Biographie
Benoit Lange est né en 1965 à Morgins, en Suisse, dans une famille de modestes artisans. Ses parents n’ont jamais vraiment voyagé et, la première fois qu’ils prirent l’avion, ce fut grâce à leur fils qui les emmena à Calcutta.
Après une enfance paisible et heureuse dans les montagnes du Valais, il a suivi durant 6 années plusieurs formations aux métiers de la bouche : boulanger, pâtissier, cuisinier et diététicien . Son chemin professionnel devait se poursuivre vers une formation à l’école hôtelière de Lausanne .
Avant de débuter cette formation, il prit une année sabbatique pour faire le tour du monde. Sa rencontre avec le docteur Jack Preger a changé son destin. Il devint un photographe humaniste et engagé pour témoigner et soutenir le travail du médecin des rues. N’ayant jamais cherché à devenir un professionnel, c’est initialement dans une intention de témoignage qu’il composa son travail dès ses premières prises de vues.
Imprégné tout entier de la ville incroyable qu’est Calcutta, il fut comme aimanté par la cité, empêché même de continuer sa route . "Cette mégapole, je l'ai parcourue dans tous les sens, me nourrissant tout autant de sa beauté que de ses souffrances. Riant et pleurant avec elle sur son humanité brisée, espérant qu’un jour elle revivrait de ses cendres.

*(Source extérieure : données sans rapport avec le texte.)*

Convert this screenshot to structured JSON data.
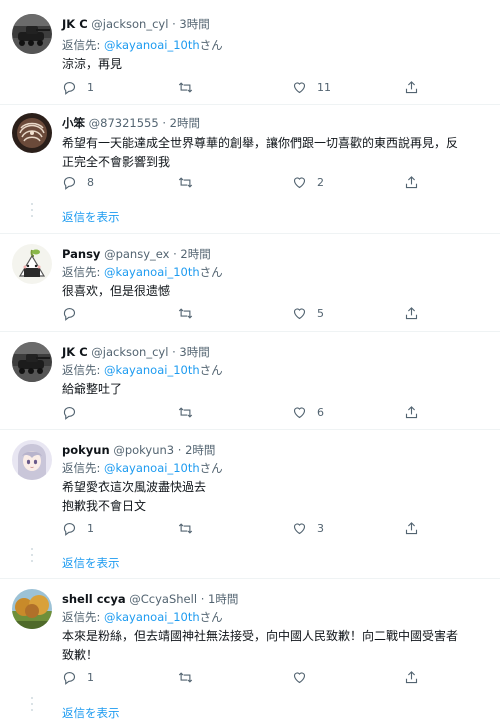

Je l’ai aimée autant que détestée. Aujourd’hui encore elle me fait chavirer ."
On me demande souvent à quel moment de ma carrière j'ai opté pour la photographie noir-blanc ainsi que le pourquoi de ce choix.
Je précise que lors de mon deuxième voyage à Calcutta, encore loin de penser devenir un jour photographe professionnel, j'étais équipé en tout et pour tout d'un Nikon FM2, de 5 films couleurs et de 5 films noir-blanc.
La mission que je m’étais attribuée alors était de prendre des photographies de la vie à la clinique du Dr Jack Preger.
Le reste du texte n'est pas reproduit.